Il numero 13 di Milwaukee ha messo a segno, negli ultimi 2 minuti della partita contro i Boston Celtics, 6 punti e 2 assist che sono risultati fondamentali per la vittoria della sua squadra che si è imposta con il risultato finale di 103-100.
Una sconfitta amara per i Boston Celtics che, facendo un salto nel passato, avevano intenzione di draftarlo , salvo poi cambiare idea per orientarsi su giocatori più esperti per far partire il progetto che oggi li vede in prima posizione a Est.
A spendere due parole sul ragazzo, ci sono Jae Crowder e coach Brad Stevens che non può fare altro che dichiarare la sua ammirazione per uno come Malcom: “Non è un Rookie, lo si capiva già dalla sua esperienza al college che sarebbe stato un protagonista in questo campionato”.
Mentre Jae Crowder dichiara: “E’ un ragazzo di talento e il cervello non gli manca, penso che potrà fare grandi cose”.

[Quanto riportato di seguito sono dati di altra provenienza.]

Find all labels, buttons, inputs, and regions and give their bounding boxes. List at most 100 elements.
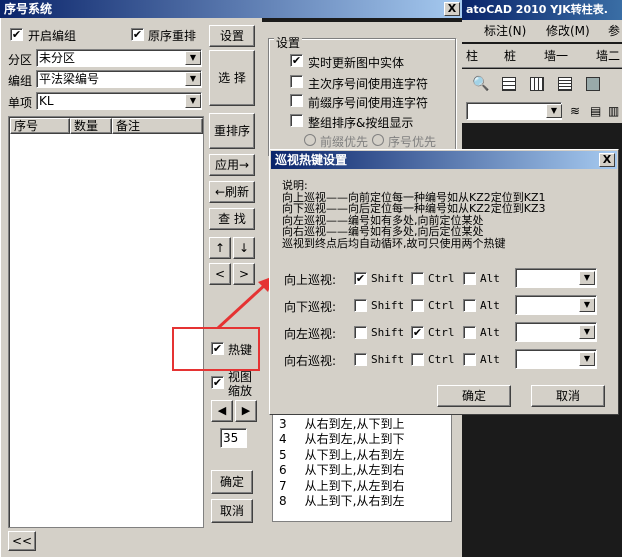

#15 MALCOM BROGDON VIRGINIA COLLEGE
MALCOM BROGDON PER I BUCKS
Brogdon ha conquistato l’ambiente di Milwaukee grazie alla sua esperienza, totalmente atipica per un Rookie come lui, che gli ha permesso di ottenere più minuti sul pitturato.
ESPN fa notare come uno dei suoi punti di forza siano i minuti finali delle partite dove, solitamente, scendono in campo i campioni per risolvere le situazioni più spinose.
Brogdon, grazie alla sua freddezza ed esperienza, si è conquistato in casa Bucks il soprannome “The President”, già utilizzato per altro dai suoi ex compagni di college in Virginia.
L’innesto del ragazzo nelle rotazioni dei Bucks ha permesso alla squadra di giocare con molte più opzioni offensive tra le mani.
Fa notare sempre ESPN come il ragazzo possa dividersi i compiti con Giannis Antetokounmpo e Matthew Dellavedova nelle vesti di playmaker o point-guard, viste le sue incredibili doti atletiche.
Brogdon è stato scelto come scelta numero 36 ed oggi compete per il titolo di Rookie of the Year: una crescita incredibile, verrebbe da dire, ma per molti, a quanto dicono le agenzie americane, il ragazzo sembrava esser destinato ad avere un posto di spicco nel campionato NBA.
Attualmente il ragazzo ha una media di 10,3 punti e 4,3 assist per partita che hanno aiutato più volte i suoi Bucks a vincere, ma questo basterà per essere davanti a tutti gli altri candidati al ROTY?